The FRC said it also wanted to streamline reporting requirements and reduce burdens for signatories and “ensure a clearer focus on the purpose of Stewardship and the outcomes that it delivers”.
The FRC is the UK’s regulatory body for auditors, actuaries, and accountants and sets the UK’s Corporate Governance and Stewardship Codes.
The changes to the code could massively impact fund operators and other investment management firms involved in stewardship. Its focus on reduction of burden around reporting could be a huge boon for the firms that have seen regulation increase in recent years.
The FRC launched its review of the code in February this year. At that time, it set out five priority areas to focus on in the review of the Code. This announcement followed the FRC launching a review of the Code in February 2024.
It has already made some changes over the summer.
The new changes will likely be wider in scope.
Industry reaction
So far the industry has shown only lukewarm positivity to the proposed changes.
“A streamlined FRC Stewardship code is welcome, but do changes preserve ambition?” was a headline from the Institutional Investors Group on Climate Change (IIGCC) in August this year.
“The Stewardship Code plays a key role in influencing global practice and rigour,” said Laith Cahill, Senior Net Zero Stewardship Specialist, in the paper. “Two-fifths of signatories are head-quartered outside the UK, giving it the international profile to set high standards for stewardship and work as a benchmark for other codes.”
Cahill’s piece mostly concerned itself with questions around net zero actions especially on the topic of collaboration and whether the changes would enable more escalation techniques for groups working together but there were wider administrative fears too.

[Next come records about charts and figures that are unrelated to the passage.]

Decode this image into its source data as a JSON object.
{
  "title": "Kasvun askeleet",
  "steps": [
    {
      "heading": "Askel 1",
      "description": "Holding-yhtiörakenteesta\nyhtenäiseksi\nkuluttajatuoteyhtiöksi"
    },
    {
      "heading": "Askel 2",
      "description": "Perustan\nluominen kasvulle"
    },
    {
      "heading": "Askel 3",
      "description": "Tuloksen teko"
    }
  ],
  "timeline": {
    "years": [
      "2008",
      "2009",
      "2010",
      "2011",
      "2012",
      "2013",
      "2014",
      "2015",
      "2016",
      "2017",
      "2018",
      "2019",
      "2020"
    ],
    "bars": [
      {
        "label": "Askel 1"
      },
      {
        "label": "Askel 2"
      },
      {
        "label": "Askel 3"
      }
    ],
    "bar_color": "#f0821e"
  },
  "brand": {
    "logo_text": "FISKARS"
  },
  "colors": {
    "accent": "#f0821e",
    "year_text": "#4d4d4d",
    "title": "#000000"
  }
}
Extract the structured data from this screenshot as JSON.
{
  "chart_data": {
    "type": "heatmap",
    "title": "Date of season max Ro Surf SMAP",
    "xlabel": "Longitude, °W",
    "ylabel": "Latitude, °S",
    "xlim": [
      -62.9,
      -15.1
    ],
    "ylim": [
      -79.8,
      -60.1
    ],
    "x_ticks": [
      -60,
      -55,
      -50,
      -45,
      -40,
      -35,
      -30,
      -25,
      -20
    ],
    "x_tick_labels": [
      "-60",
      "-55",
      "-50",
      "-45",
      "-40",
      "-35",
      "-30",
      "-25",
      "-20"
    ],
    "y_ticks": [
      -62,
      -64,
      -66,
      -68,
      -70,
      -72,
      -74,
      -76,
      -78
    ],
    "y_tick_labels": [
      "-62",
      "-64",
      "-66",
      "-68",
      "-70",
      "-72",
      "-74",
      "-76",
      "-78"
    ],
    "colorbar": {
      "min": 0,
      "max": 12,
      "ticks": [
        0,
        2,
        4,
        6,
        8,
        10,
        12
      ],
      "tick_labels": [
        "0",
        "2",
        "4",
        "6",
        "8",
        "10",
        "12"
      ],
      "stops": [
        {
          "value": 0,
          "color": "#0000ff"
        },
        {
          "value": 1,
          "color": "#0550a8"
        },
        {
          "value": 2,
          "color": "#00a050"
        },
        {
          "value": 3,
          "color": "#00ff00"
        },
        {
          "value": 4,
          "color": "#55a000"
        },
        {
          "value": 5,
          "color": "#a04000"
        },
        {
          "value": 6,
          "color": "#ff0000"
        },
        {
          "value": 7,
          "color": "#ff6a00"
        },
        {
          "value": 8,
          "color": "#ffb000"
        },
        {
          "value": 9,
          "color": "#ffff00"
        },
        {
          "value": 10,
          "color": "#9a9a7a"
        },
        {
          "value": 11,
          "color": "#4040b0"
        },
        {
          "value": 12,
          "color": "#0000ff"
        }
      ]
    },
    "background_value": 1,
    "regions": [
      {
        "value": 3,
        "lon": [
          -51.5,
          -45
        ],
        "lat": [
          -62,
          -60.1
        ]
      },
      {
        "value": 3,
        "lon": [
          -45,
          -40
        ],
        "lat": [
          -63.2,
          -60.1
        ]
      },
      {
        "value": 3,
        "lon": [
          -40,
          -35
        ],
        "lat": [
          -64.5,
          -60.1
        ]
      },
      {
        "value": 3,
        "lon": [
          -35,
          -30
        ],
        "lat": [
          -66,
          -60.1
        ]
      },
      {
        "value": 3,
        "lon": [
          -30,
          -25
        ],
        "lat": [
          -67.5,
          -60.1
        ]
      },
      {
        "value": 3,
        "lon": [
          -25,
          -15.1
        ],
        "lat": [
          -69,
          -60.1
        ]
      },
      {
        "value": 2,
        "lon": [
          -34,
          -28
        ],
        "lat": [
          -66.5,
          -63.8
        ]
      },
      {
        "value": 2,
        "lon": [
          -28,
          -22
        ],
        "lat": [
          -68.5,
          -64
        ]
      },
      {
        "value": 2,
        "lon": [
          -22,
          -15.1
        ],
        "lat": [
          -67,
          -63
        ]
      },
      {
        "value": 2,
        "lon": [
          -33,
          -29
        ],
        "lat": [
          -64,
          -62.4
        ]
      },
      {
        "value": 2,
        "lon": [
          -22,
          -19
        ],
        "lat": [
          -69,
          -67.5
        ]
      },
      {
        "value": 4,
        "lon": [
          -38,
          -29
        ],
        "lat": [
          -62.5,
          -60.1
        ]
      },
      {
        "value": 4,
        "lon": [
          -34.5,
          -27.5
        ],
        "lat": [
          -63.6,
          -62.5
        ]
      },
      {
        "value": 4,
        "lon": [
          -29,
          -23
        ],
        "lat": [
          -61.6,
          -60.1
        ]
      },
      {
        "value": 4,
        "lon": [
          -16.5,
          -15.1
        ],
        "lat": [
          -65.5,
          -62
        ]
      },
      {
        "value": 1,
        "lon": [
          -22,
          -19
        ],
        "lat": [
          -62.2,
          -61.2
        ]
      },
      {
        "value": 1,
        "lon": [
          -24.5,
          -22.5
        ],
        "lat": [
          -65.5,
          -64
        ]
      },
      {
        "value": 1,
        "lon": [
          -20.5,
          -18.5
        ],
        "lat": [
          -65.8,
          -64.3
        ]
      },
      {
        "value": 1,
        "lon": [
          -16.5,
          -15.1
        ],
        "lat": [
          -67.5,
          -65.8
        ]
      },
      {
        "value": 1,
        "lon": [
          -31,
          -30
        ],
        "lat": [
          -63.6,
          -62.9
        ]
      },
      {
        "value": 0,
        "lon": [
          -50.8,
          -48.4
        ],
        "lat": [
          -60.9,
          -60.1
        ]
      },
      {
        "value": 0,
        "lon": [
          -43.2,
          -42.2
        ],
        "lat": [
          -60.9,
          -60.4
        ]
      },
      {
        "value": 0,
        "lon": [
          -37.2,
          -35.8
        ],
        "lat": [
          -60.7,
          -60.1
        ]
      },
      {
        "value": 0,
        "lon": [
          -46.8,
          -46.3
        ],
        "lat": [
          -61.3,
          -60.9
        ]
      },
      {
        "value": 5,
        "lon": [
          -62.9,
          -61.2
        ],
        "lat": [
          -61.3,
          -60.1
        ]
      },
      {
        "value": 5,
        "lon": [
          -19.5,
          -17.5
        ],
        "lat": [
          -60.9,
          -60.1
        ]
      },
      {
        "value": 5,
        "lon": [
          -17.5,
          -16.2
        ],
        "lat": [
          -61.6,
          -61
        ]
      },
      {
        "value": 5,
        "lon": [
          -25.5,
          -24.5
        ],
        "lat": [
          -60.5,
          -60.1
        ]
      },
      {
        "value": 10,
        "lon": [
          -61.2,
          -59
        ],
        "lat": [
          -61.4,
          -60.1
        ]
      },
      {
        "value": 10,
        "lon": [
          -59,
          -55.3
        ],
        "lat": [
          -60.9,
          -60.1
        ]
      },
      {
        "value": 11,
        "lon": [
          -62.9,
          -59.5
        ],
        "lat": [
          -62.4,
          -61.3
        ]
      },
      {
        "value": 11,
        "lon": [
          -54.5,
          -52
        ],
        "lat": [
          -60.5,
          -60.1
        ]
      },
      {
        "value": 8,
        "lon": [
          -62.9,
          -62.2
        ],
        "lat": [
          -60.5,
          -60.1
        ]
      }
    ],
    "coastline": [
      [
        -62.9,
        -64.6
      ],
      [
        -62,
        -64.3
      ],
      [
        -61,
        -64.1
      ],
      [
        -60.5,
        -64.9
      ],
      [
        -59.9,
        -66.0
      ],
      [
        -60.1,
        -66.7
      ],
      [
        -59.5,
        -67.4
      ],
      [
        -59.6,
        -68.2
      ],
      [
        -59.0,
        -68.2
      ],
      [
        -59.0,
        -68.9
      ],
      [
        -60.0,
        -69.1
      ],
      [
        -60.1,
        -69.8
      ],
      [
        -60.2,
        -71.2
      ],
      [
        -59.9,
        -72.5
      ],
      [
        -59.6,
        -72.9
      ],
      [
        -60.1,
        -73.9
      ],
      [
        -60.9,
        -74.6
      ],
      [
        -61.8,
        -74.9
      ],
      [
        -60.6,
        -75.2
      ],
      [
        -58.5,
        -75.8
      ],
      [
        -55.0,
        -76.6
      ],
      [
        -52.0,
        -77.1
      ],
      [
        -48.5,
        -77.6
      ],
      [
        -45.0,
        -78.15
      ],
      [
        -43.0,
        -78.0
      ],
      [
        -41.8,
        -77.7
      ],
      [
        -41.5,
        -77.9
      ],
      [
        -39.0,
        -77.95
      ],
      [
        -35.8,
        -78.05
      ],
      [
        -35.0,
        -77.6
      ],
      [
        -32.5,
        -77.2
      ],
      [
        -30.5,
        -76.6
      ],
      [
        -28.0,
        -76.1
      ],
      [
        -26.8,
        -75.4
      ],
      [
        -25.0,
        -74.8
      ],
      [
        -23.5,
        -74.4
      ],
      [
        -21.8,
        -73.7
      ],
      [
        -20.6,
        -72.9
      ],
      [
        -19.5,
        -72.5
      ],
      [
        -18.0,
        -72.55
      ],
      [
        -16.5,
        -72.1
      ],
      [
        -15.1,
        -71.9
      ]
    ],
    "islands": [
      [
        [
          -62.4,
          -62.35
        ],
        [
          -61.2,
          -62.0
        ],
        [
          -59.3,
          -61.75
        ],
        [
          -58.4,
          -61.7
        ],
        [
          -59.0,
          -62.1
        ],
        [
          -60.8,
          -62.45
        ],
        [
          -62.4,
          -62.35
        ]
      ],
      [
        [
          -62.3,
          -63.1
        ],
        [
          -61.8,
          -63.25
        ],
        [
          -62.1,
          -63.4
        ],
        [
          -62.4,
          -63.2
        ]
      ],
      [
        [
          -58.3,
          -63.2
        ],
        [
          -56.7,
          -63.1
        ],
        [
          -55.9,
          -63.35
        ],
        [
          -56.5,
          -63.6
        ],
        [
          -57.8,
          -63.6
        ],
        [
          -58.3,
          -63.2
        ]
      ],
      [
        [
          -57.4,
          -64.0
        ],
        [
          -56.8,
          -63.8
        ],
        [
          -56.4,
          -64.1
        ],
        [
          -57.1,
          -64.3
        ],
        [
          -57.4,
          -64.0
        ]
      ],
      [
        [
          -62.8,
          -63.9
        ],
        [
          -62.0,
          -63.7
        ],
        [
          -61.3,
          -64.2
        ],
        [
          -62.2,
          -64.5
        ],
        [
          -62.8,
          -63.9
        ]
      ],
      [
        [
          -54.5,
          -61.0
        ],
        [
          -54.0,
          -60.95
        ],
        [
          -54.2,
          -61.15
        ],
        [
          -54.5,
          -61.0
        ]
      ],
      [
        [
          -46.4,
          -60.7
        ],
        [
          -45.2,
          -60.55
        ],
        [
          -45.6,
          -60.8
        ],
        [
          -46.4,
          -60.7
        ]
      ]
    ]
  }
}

"Although some might see this as a lowering of intention with regard to sustainability, it's fair to say the proposed new definition allows greater flexibility of application."
Others were also less clear on their support for the changes and made concerns around vagueness in the language known.
"It's interesting to see the FRC's definition of stewardship shift to "sustainable value" focused on clients and beneficiaries, dropping explicit references to "the environment and society”,” said Lindsey Stewart, Director of Investment Stewardship Research and Policy at Morningstar Sustainalytics.
“Although some might see this as a lowering of intention with regard to sustainability, it's fair to say the proposed new definition allows greater flexibility of application for signatories with a wide range of views on what priority sustainability issues should be given," he said. "This will be particularly important to many of the signatories based in the US where pressure to demonstrate client focus on financial outcomes over societal ones has never been higher."
The consultation is open to 19 February 2025.